A small yard and dull but tidy garden lay between the gate and the brick house, and somewhere inside the house a child shrieked. A second child followed, and then both voices dissolved into giggles. The idea of leper children laughing struck Maria as so strange she almost turned to search out the sound. Perhaps the playmates were healthy children. No, even if they had the disease, they were still children. They might laugh, and they deserved to be cured. She walked around the house to the kitchen garden, where Abraham had suggested she might find Gerrit.

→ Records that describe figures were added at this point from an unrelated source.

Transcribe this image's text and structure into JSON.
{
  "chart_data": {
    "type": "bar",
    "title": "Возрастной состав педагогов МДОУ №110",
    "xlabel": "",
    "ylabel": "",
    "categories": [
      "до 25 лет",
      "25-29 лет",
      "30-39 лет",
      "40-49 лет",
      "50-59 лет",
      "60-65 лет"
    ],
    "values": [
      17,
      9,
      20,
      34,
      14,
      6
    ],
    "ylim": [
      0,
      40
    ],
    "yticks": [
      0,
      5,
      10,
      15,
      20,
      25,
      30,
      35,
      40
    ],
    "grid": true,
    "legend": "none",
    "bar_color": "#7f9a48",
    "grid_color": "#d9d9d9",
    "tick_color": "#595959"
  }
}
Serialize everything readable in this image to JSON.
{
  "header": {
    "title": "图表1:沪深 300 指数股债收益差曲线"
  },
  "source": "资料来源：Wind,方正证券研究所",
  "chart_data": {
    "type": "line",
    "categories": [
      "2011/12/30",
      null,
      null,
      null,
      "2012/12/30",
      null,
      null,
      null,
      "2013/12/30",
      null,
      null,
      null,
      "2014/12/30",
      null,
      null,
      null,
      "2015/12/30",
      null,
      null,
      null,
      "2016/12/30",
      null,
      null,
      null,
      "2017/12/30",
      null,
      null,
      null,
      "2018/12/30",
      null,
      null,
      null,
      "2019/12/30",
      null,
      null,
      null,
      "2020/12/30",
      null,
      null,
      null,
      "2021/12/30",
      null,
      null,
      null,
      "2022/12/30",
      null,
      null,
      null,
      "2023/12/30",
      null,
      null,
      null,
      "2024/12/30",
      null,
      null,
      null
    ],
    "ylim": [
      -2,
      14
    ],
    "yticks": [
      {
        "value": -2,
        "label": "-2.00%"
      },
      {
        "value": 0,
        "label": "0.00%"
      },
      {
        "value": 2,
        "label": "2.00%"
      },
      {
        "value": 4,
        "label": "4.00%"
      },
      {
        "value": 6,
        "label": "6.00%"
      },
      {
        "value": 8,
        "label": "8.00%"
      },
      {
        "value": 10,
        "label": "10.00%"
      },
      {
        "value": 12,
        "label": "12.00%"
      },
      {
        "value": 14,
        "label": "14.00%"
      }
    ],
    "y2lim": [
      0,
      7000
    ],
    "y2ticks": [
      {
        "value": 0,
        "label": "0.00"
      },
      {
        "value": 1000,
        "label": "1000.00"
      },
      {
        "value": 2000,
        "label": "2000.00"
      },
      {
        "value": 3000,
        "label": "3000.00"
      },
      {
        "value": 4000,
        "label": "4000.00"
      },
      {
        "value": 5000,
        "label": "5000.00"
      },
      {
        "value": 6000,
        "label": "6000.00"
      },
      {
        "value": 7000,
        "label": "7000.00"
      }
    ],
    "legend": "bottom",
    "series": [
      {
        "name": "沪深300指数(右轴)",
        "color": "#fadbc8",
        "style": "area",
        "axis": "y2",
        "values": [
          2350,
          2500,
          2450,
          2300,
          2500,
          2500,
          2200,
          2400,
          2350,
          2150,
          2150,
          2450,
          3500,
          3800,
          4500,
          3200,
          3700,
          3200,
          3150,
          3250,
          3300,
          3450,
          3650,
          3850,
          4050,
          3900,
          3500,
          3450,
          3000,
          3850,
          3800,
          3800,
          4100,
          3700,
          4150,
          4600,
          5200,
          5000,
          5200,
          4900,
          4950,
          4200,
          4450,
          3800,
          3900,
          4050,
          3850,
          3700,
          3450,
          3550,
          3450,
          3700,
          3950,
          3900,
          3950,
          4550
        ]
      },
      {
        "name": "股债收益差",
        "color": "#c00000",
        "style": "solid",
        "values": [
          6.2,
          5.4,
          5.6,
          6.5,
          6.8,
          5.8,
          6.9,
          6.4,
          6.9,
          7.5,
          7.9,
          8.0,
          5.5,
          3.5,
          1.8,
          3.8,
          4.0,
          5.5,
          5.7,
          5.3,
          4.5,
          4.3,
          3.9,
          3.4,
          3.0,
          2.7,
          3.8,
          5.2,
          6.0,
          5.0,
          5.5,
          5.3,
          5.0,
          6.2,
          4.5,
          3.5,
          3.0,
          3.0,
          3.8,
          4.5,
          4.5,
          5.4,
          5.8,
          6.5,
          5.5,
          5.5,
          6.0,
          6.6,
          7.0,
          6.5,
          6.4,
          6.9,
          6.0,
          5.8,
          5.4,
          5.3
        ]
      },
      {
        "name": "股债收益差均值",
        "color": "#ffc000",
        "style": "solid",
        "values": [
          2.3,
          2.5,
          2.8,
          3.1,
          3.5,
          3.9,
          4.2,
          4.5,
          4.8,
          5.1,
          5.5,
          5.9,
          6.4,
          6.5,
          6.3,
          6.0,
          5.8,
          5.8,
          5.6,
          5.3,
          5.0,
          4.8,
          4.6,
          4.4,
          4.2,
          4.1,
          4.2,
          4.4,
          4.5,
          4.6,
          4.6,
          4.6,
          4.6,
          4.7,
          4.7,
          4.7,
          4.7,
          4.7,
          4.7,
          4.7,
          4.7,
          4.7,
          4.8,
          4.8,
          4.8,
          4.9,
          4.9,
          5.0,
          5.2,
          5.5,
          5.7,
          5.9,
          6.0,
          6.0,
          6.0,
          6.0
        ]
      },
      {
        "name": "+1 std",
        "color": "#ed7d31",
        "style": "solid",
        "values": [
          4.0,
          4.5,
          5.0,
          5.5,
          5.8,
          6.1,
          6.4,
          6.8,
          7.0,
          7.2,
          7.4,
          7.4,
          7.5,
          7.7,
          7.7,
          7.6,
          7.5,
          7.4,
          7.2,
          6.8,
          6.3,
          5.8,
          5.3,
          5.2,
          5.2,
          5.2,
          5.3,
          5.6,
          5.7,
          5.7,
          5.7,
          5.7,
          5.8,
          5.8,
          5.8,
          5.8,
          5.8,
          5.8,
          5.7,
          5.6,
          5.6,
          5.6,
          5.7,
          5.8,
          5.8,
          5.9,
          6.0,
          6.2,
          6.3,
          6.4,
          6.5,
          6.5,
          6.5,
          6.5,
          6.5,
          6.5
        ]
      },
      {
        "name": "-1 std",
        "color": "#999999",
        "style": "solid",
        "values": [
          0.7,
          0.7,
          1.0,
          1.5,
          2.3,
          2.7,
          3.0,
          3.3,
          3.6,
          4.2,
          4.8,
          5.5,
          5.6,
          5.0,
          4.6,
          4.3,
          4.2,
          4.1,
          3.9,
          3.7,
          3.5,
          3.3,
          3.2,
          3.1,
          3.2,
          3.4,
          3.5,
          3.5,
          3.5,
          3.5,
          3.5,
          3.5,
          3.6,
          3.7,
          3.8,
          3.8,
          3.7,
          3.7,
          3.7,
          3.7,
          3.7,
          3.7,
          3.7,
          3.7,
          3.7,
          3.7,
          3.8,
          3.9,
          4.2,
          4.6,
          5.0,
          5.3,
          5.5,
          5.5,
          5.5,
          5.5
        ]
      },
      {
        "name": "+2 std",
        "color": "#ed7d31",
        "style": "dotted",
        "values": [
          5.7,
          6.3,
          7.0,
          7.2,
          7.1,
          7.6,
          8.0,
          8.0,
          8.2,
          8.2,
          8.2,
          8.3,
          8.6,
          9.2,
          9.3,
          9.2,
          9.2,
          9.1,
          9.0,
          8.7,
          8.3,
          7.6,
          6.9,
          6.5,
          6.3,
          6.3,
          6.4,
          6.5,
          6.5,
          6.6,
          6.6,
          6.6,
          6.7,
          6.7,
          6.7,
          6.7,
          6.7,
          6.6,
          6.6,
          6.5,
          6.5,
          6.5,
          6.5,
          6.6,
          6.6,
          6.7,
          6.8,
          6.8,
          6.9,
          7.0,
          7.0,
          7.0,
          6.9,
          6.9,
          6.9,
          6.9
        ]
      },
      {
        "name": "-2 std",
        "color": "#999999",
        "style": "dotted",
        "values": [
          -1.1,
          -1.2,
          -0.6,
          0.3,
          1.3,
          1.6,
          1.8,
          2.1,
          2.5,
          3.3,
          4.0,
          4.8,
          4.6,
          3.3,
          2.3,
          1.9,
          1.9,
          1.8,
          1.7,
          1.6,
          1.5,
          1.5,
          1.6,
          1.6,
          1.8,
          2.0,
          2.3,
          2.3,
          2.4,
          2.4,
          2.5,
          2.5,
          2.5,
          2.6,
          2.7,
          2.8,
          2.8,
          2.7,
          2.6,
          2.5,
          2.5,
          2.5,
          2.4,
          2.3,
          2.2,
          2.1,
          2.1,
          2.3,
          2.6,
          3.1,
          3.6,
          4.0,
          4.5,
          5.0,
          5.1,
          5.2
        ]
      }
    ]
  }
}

The sun shone strong against her skin, and she could feel its heat suffusing her face. She stepped back under the shade of an aspen. As she did, an old man wrapped in a loose garment, perhaps a linen nightgown, walked out of the house. His gait was uneven and his shoulders rounded, ordinary for an old man perhaps, and she saw no sign of the disease. Then, once he was closer, she noticed how he wrapped his hands into the loose folds of his long sleeves.
“Maria de Grebber?” he asked in a clear voice.
“Gerrit?”
“The same. A pleasure to meet you. Will you come inside, out of the sun?”
She hesitated. Surely the leper house was filled with stale air, the sort of miasma that might transmit the disease.
“Of course,” she said, more graciously than she felt. She would grow her soul to fit her behavior. She hoped.
They sat in the kitchen, with the door open to catch the breeze, and Gerrit poured her a cup of small beer.